Aber warum überhaupt auf der Kyffhäuser-Burg graben? Ist bei so einem bekannten und viel besuchten Denkmal nicht schon lange jeder Winkel erforscht? Ganz und gar nicht, erzählt Dr. Robert Knechtel, der im Landesamt für Nordthüringen zuständig ist. Zusammen mit Grabungsleiter Dr. Holger Grönwald gab man den Besuchern von Burg und Denkmal heute einen Einblick in die Arbeit der Archäologen. „Es gab an dieser Stelle schon in den 1930er Jahren Grabungen. Aber damals hat man mit Masse gearbeitet wo man gut ausgebildete Leute vom Fach gebraucht hätte. Wie der Bau des Denkmals zuvor ist das wie ein Sturm über den Berg hinweggefegt. Die Dokumentation war dürftig und die Forschung an sich stark politisiert. Nach dem Krieg hat sich keiner mehr so recht an das Material herangetraut und in der DDR hatte man andere Prioritäten“, berichtet Knechtel.
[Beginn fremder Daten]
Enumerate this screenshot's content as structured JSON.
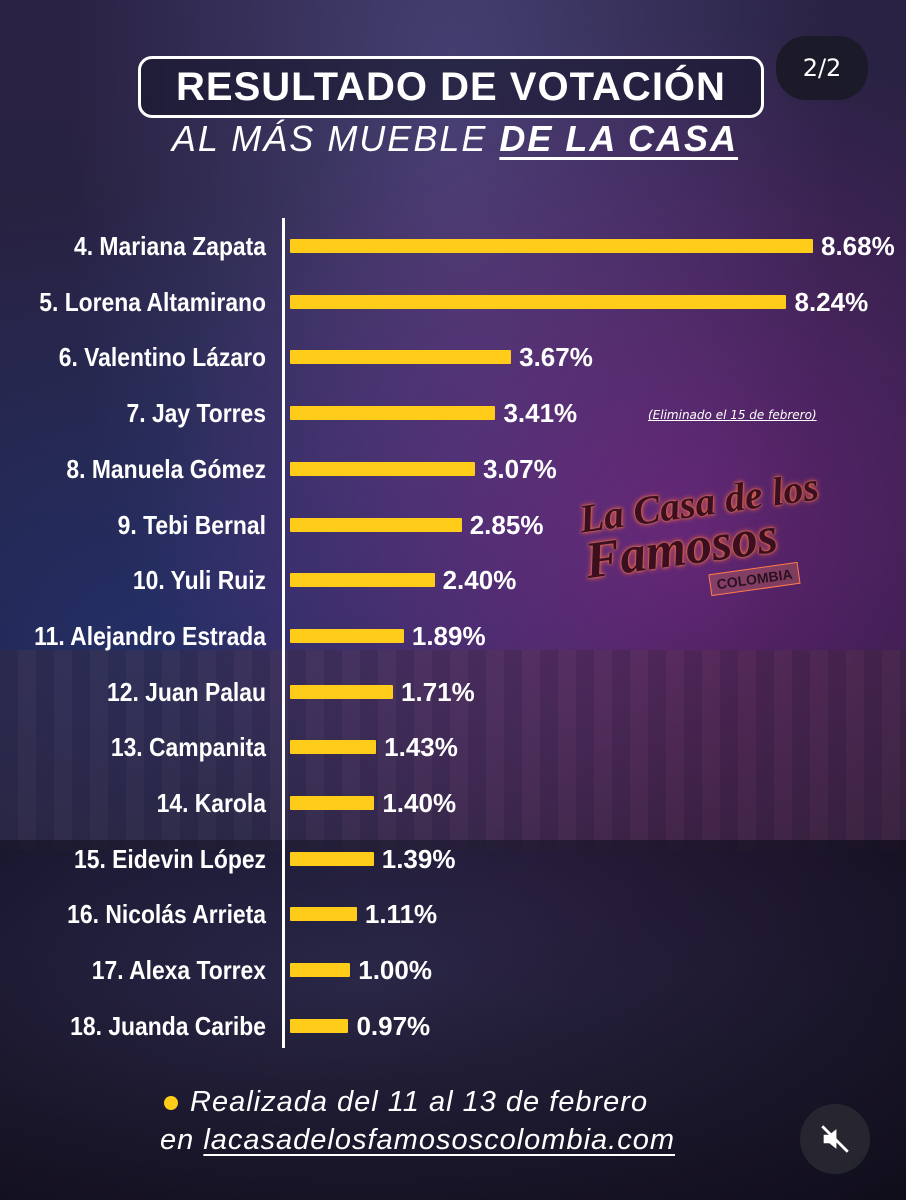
{
  "header": {
    "title": "RESULTADO DE VOTACIÓN",
    "subtitle_part1": "AL MÁS MUEBLE",
    "subtitle_part2": "DE LA CASA",
    "page_counter": "2/2"
  },
  "logo": {
    "line1": "La Casa de los",
    "line2": "Famosos",
    "line3": "COLOMBIA"
  },
  "chart_data": {
    "type": "bar",
    "orientation": "horizontal",
    "categories": [
      "4. Mariana Zapata",
      "5. Lorena Altamirano",
      "6. Valentino Lázaro",
      "7. Jay Torres",
      "8. Manuela Gómez",
      "9. Tebi Bernal",
      "10. Yuli Ruiz",
      "11. Alejandro Estrada",
      "12. Juan Palau",
      "13. Campanita",
      "14. Karola",
      "15. Eidevin López",
      "16. Nicolás Arrieta",
      "17. Alexa Torrex",
      "18. Juanda Caribe"
    ],
    "values": [
      8.68,
      8.24,
      3.67,
      3.41,
      3.07,
      2.85,
      2.4,
      1.89,
      1.71,
      1.43,
      1.4,
      1.39,
      1.11,
      1.0,
      0.97
    ],
    "labels": [
      "8.68%",
      "8.24%",
      "3.67%",
      "3.41%",
      "3.07%",
      "2.85%",
      "2.40%",
      "1.89%",
      "1.71%",
      "1.43%",
      "1.40%",
      "1.39%",
      "1.11%",
      "1.00%",
      "0.97%"
    ],
    "annotations": [
      {
        "category": "7. Jay Torres",
        "text": "(Eliminado el 15 de febrero)"
      }
    ],
    "bar_color": "#ffcc1a",
    "xlim": [
      0,
      8.68
    ]
  },
  "footer": {
    "line1": "Realizada del 11 al 13 de febrero",
    "line2_prefix": "en",
    "line2_url": "lacasadelosfamososcolombia.com"
  },
  "controls": {
    "mute_icon": "mute-icon"
  }
}
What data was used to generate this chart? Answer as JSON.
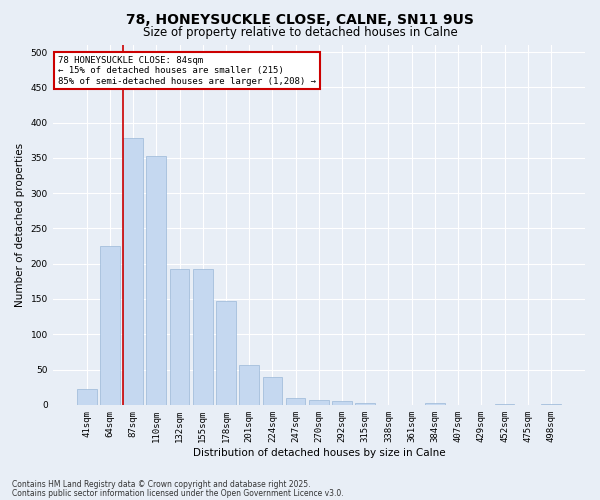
{
  "title": "78, HONEYSUCKLE CLOSE, CALNE, SN11 9US",
  "subtitle": "Size of property relative to detached houses in Calne",
  "xlabel": "Distribution of detached houses by size in Calne",
  "ylabel": "Number of detached properties",
  "categories": [
    "41sqm",
    "64sqm",
    "87sqm",
    "110sqm",
    "132sqm",
    "155sqm",
    "178sqm",
    "201sqm",
    "224sqm",
    "247sqm",
    "270sqm",
    "292sqm",
    "315sqm",
    "338sqm",
    "361sqm",
    "384sqm",
    "407sqm",
    "429sqm",
    "452sqm",
    "475sqm",
    "498sqm"
  ],
  "values": [
    22,
    225,
    378,
    352,
    192,
    192,
    147,
    56,
    40,
    10,
    7,
    5,
    3,
    0,
    0,
    2,
    0,
    0,
    1,
    0,
    1
  ],
  "bar_color": "#c5d8f0",
  "bar_edge_color": "#9ab8d8",
  "vline_color": "#cc0000",
  "vline_x": 1.575,
  "annotation_title": "78 HONEYSUCKLE CLOSE: 84sqm",
  "annotation_line1": "← 15% of detached houses are smaller (215)",
  "annotation_line2": "85% of semi-detached houses are larger (1,208) →",
  "annotation_box_color": "#ffffff",
  "annotation_box_edge": "#cc0000",
  "ylim": [
    0,
    510
  ],
  "yticks": [
    0,
    50,
    100,
    150,
    200,
    250,
    300,
    350,
    400,
    450,
    500
  ],
  "bg_color": "#e8eef6",
  "plot_bg_color": "#e8eef6",
  "grid_color": "#ffffff",
  "footer_line1": "Contains HM Land Registry data © Crown copyright and database right 2025.",
  "footer_line2": "Contains public sector information licensed under the Open Government Licence v3.0.",
  "title_fontsize": 10,
  "subtitle_fontsize": 8.5,
  "tick_fontsize": 6.5,
  "label_fontsize": 7.5,
  "annotation_fontsize": 6.5,
  "footer_fontsize": 5.5
}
Dr. Robert Knechtel, Antje Hochwind-Schneider Stiftungsvorsitzende und Landrätin und Grabungsleiter Dr. Holger Grönwald (Foto: agl) Dr. Robert Knechtel, Antje Hochwind-Schneider Stiftungsvorsitzende und Landrätin und Grabungsleiter Dr. Holger Grönwald (Foto: agl)


Die Aufzeichnungen von damals taugen nur noch als vage Referenz und so stoßen die Archäologen tatsächlich auf eine ganze Reihe neuer Erkenntnisse. Die besagte Kapelle etwa wurde im späten 11. Jahrhundert errichtet, wohl aber schon im 12 Jahrhundert umgenutzt. Spätere Generationen errichten Wohngebäude an der Südmauer, mitsamt Heizanlage. Das geschulte Auge sieht Aufbau, Umbau, Verfall und Nachnutzung. „In der Vergangenheit konnten wir immer mal ein paar Probestiche machen, aber wenn sie nur einen Quadratmeter ausgraben, ergibt sich kein größeres Bild. Hier haben wir 400 Quadratmeter freilegen können.“ berichtet Grabungsleiter Grönwald. Weitere Probegrabungen sollen im kommenden Jahr folgen, denn die Burg hat verbirgt noch Geheimnisse. Wo etwa der hochherrschaftliche „Pallas“ stand ist bis heute ungeklärt.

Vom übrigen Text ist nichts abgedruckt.